Summer can be a notoriously wasted three months for students. I know that mine often were. Parents might want to share these summer strategies with their lethargic teen in order to maximize his or her time away from the classroom:
- Champions are made during the off-season: Colleges primarily care about the Big Three: grades, scores, and one extra-curricular. Summers are when good cellists become great, when good actors refine their skills. My tennis-playing daughter intends to master her volley before the fall. Encourage your teen to set specific, reasonable goals and then to implement intentional, regular practice to accomplish them. Your child may discover more joy and college interest from that extra-curricular.
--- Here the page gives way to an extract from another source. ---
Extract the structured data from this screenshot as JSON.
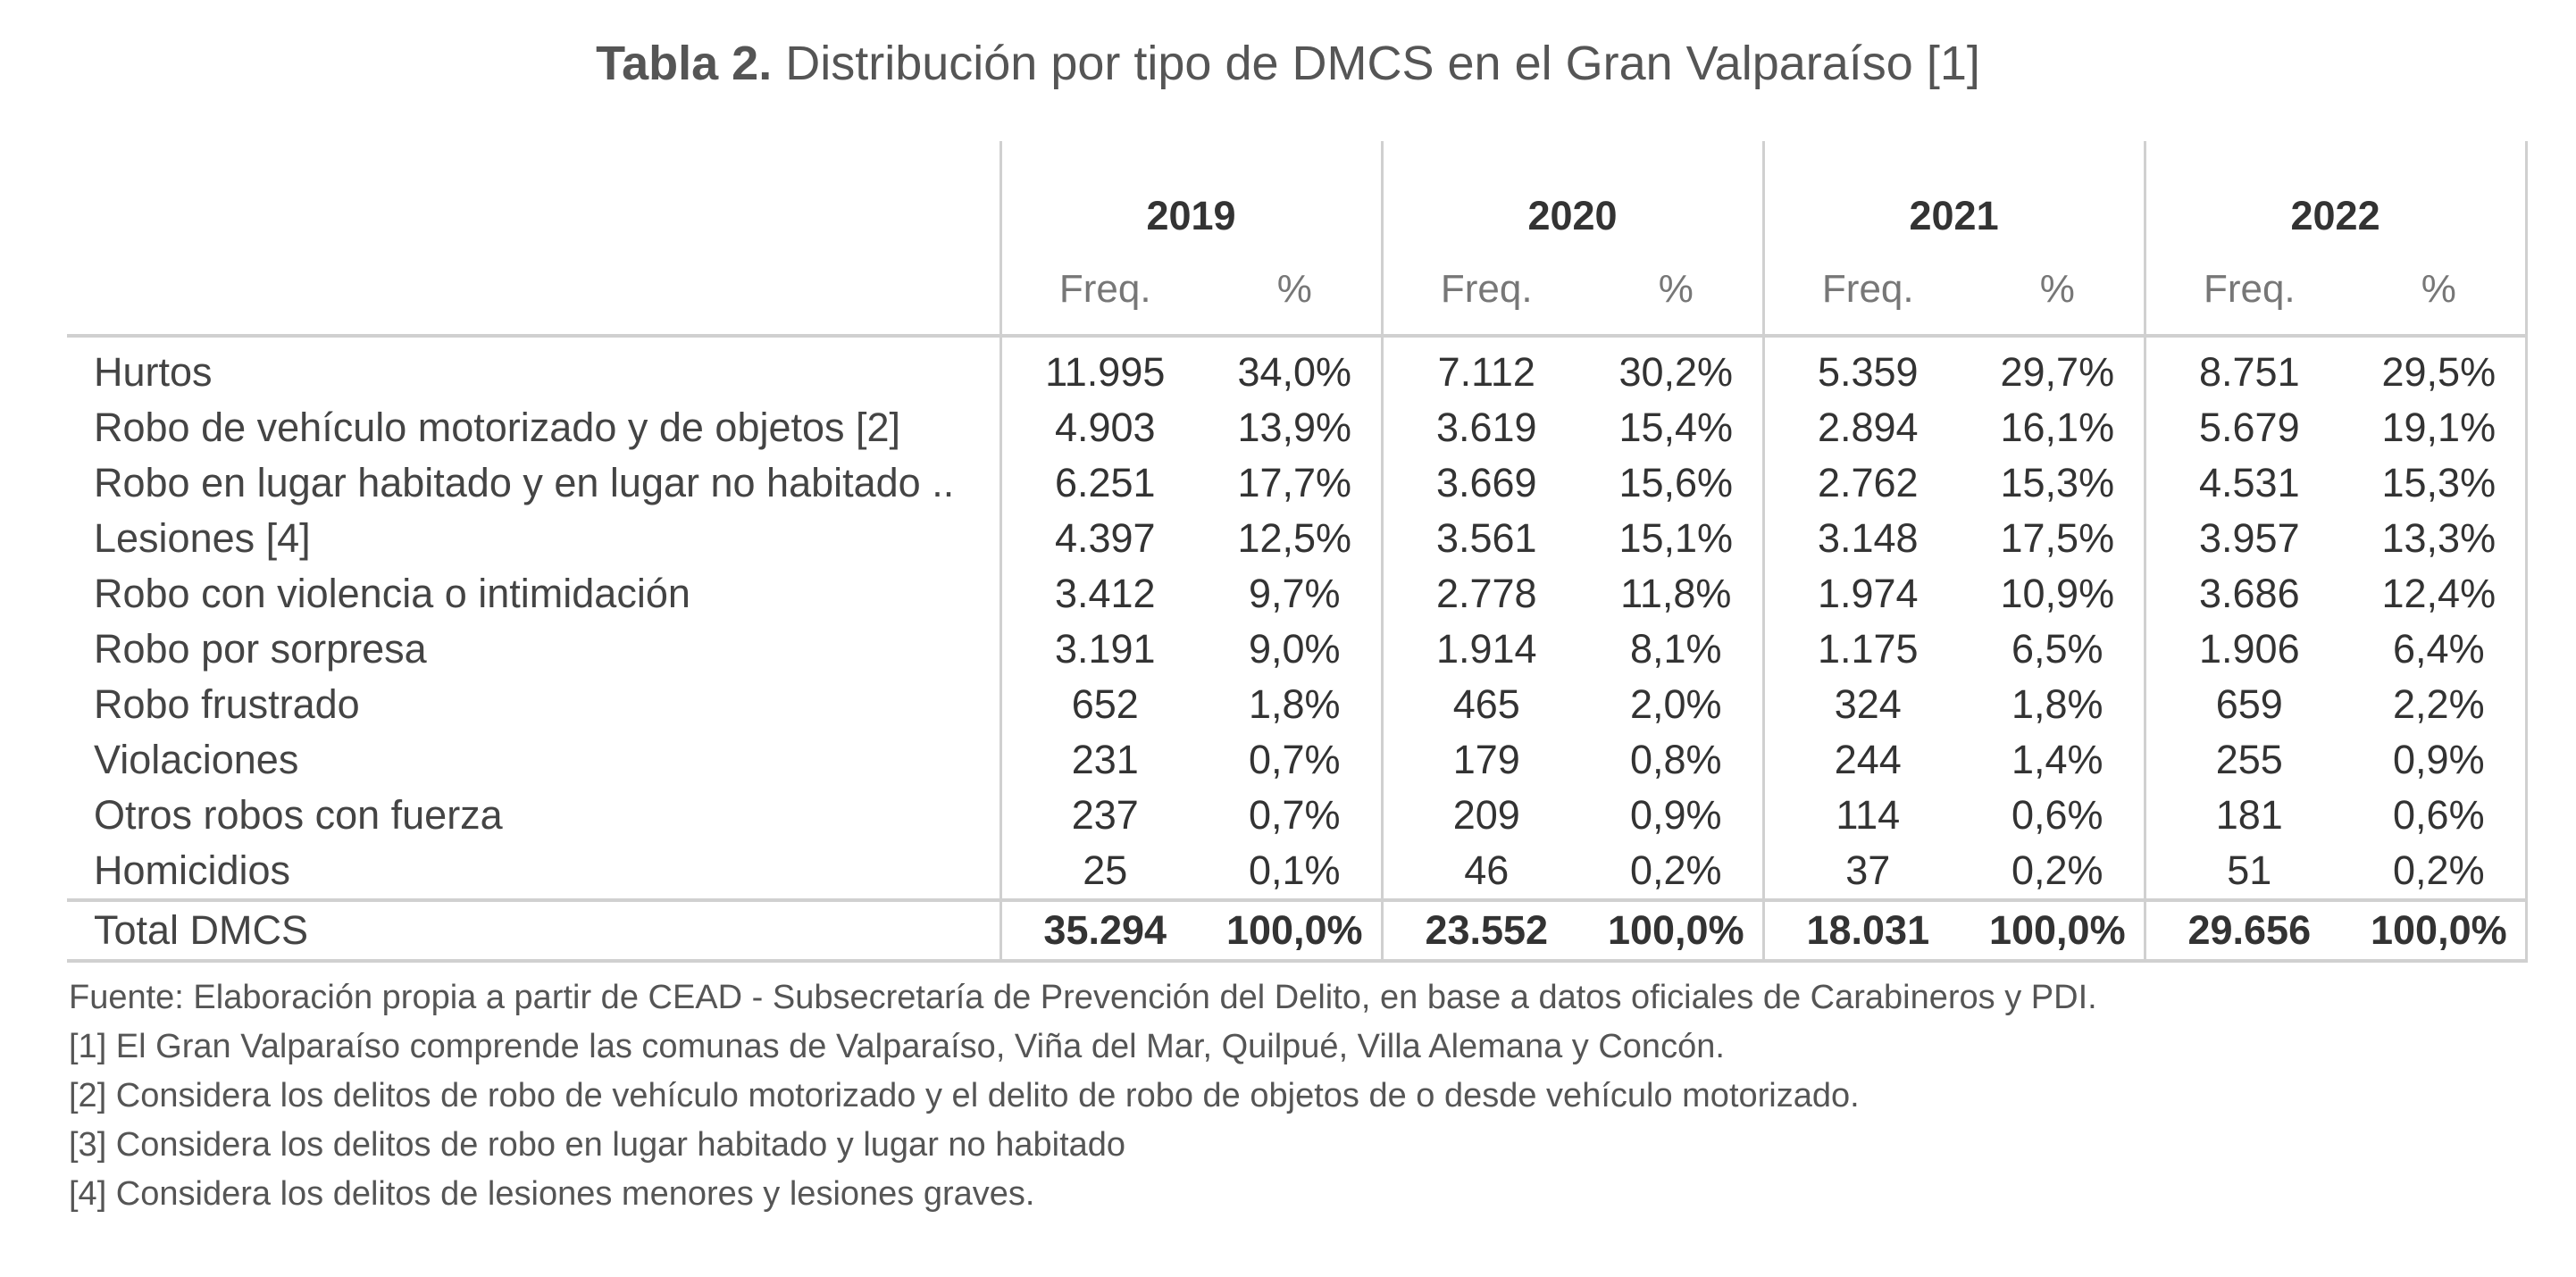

- Earn enough money now to avoid having to work during the school year: Many teens work a part-time schedule during the summer and school year. Have them work full time now and over school breaks, and perhaps only one weekend day per week during the school year. Grades, scores, and one extra-curricular should pay more than flipping burgers. Have your teen work more now and less this fall, when time really counts.
- Volunteer. Scholarship committees and selective colleges love leadership and selflessness. Volunteering can exhibit both. Encourage your teen to commit to a cause she believes in—volunteering at least twice a week this summer and then once a week during school. More importantly, volunteering fuels self-regard and the soul. If all teens invested in a volunteer activity they cared about, we’d have stronger, happier children.
- Read at least three real books. Reading now should increase self-awareness, an inquisitive nature, that ACT score, and the GPA. Encourage your teen to choose books that interest her; a trip together to the library or bookstore in search of one sounds like a great way to jump-start summer.
- Set aside fun time with family. My junior-to-be will be leaving in about two years. So I treasure long walks together, trips to the ice cream store, games of tennis, and watching movies– for my own sake but also to help ensure that her summer doesn’t become too purposeful. During these times I just try to listen, asking questions as needed.
Of course, the above is not an exhaustive list. Tiger parents might also push teens to prepare for the ACT or SAT, work with tutors to attack academic weaknesses, keep a journal, and self-publish a book—all worthy goals. But the above are basic strategies that should strengthen and rejuvenate any teen. And isn’t that the goal for this great time of year?